Cela lui rappela une histoire à propos de Djé Tsongkhapa. Pendant son séjour au monastère de Kyormoloung, où il se concentrait sur l'étude du vinaya, Tsongkhapa prit le pli de rejoindre la communauté monastique pour leurs sessions de prière. Souvent, pendant ces sessions, lorsque l'assemblée récitait le Soutra du cœur, il entrait en méditation profonde et restait concentré en un seul point. Il lui arrivait d’être tellement absorbé qu'on le laissait seul dans la gompa après que le reste de la congrégation eut terminé ses prières et quitté les lieux. Le pilier particulier près duquel Tsongkhapa s'asseyait pendant ces sessions fut plus tard vénéré comme "le pilier de la concentration".

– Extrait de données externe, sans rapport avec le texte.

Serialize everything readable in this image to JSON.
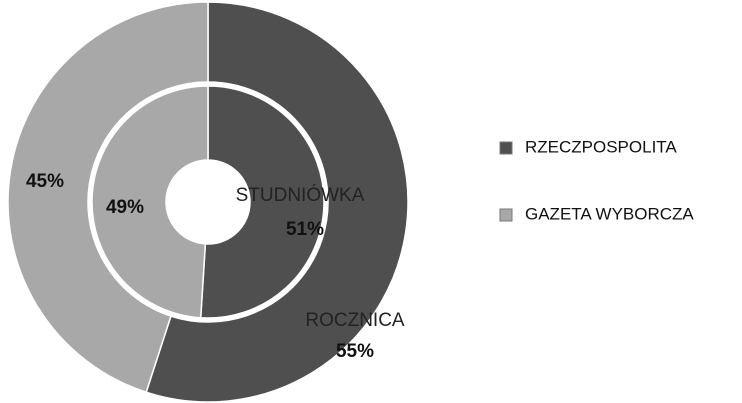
{
  "chart_data": {
    "type": "doughnut",
    "categories": [
      "STUDNIÓWKA",
      "ROCZNICA"
    ],
    "series": [
      {
        "name": "RZECZPOSPOLITA",
        "color": "#4f4f4f",
        "values": [
          51,
          55
        ],
        "value_labels": [
          "51%",
          "55%"
        ]
      },
      {
        "name": "GAZETA WYBORCZA",
        "color": "#a8a8a8",
        "values": [
          49,
          45
        ],
        "value_labels": [
          "49%",
          "45%"
        ]
      }
    ],
    "legend": "right"
  }
}
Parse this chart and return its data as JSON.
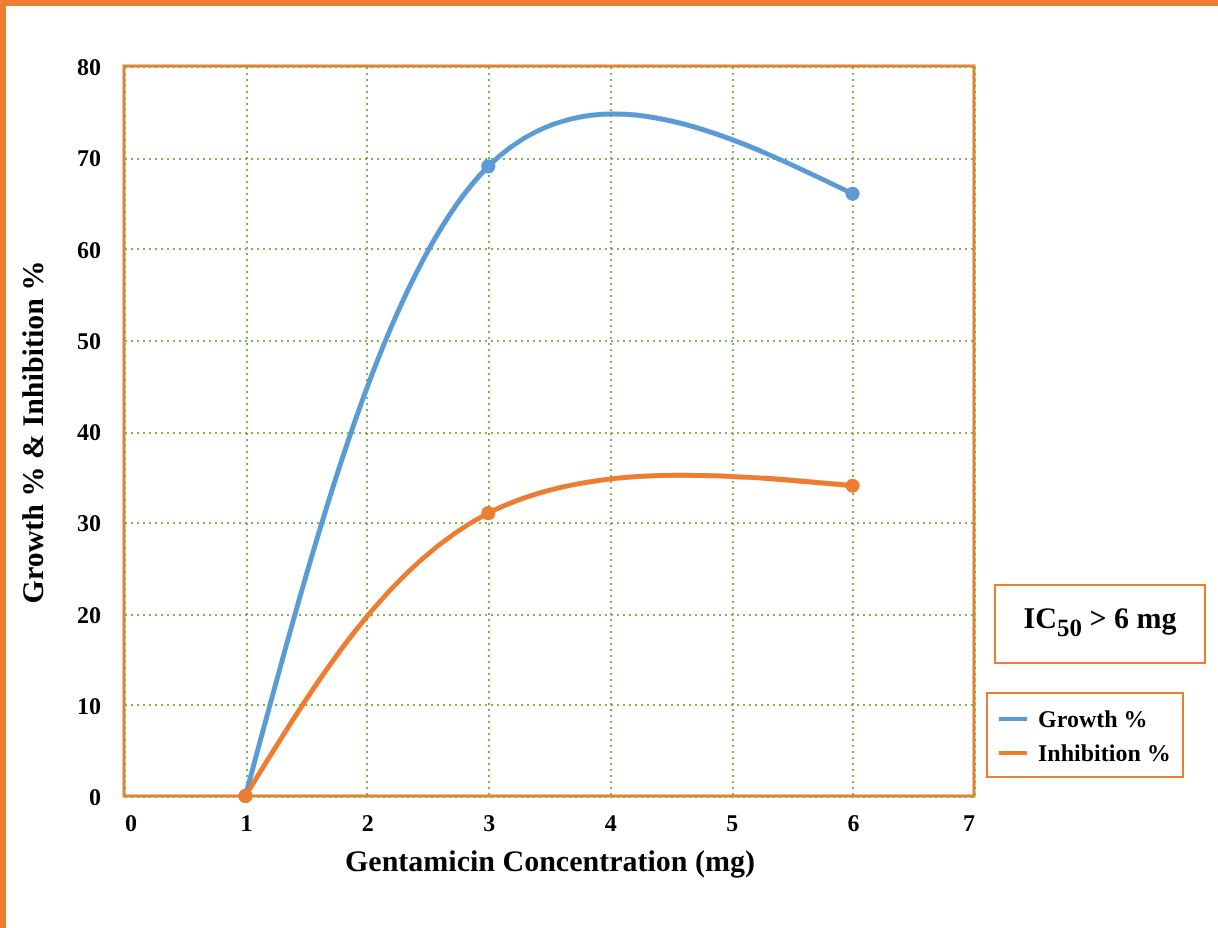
{
  "chart_data": {
    "type": "line",
    "xlabel": "Gentamicin Concentration (mg)",
    "ylabel": "Growth % & Inhibition %",
    "x": [
      1,
      3,
      6
    ],
    "series": [
      {
        "name": "Growth %",
        "color": "#5b9bd5",
        "values": [
          0,
          69,
          66
        ]
      },
      {
        "name": "Inhibition %",
        "color": "#ed7d31",
        "values": [
          0,
          31,
          34
        ]
      }
    ],
    "xlim": [
      0,
      7
    ],
    "xticks": [
      0,
      1,
      2,
      3,
      4,
      5,
      6,
      7
    ],
    "ylim": [
      0,
      80
    ],
    "yticks": [
      0,
      10,
      20,
      30,
      40,
      50,
      60,
      70,
      80
    ],
    "grid": true,
    "legend": "right",
    "marker": "circle",
    "line_style": "solid",
    "annotations": [
      "IC$_{50}$ > 6 mg"
    ]
  }
}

« Quand vous réalisez directement la vacuité », dit Sa Sainteté, « vous entrez sur le chemin de la vision. Puis vous gravissez les différents niveaux du bodhisattva. Au septième niveau, vous vous éloignez complètement des émotions perturbatrices. »
En lisant les versets du texte, Sa Sainteté souligna qu'à partir du verset 22, les arguments exposés contredisent le point de vue de l'Esprit unique. À partir du verset 55, est présentée la vue de la voie du milieu. Précisant que la vacuité n'est pas une vue nihiliste, parce que toute chose naît de la production dépendante, Sa Sainteté s'est arrêté pour la journée au verset 59.
En répondant aux questions de quelques membres de l’assemblée, Sa Sainteté clarifia que la vacuité aux quatre aspects, mentionnée dans le "Soutra du Cœur" signifie que la vacuité est une caractéristique de quelque chose - il doit y avoir quelque chose qui en est son fondement. Il ajouta que la forme et la vacuité sont de même nature, tout en étant conceptuellement distinctes.
Par ailleurs, il indiqua clairement que lorsque nous disons que quelque chose ne peut être trouvé, nous ne disons pas qu'il n'existe pas. Il cita l'analogie de Dromteunpa que le feu et une main sont libres d'existence inhérente, mais si vous mettez votre main dans le feu, elle se brûlera. Par l’analyse, vous ne pouvez pas trouver un feu ou une main qui existerait intrinsèquement, bien que les deux aient une existence conventionnelle.
Interrogé sur le fait de cultiver l'esprit altruiste d'éveil de la bodhicitta au quotidien, Sa Sainteté déclara que lorsque vous comprenez qu'il existe un moyen de surmonter la souffrance, vous pouvez générer le désir d'aider les autres à faire exactement cela. La bodhicitta prend racine dans le sentiment d'amour et de compassion que nous voyons exprimé par toutes les traditions religieuses, mais elle implique spécifiquement une aspiration à atteindre l'éveil afin de répondre de la meilleure manière à ceux qui en ont besoin.
Sa Sainteté continuera demain la lecture du Commentaire de l'esprit d’éveil.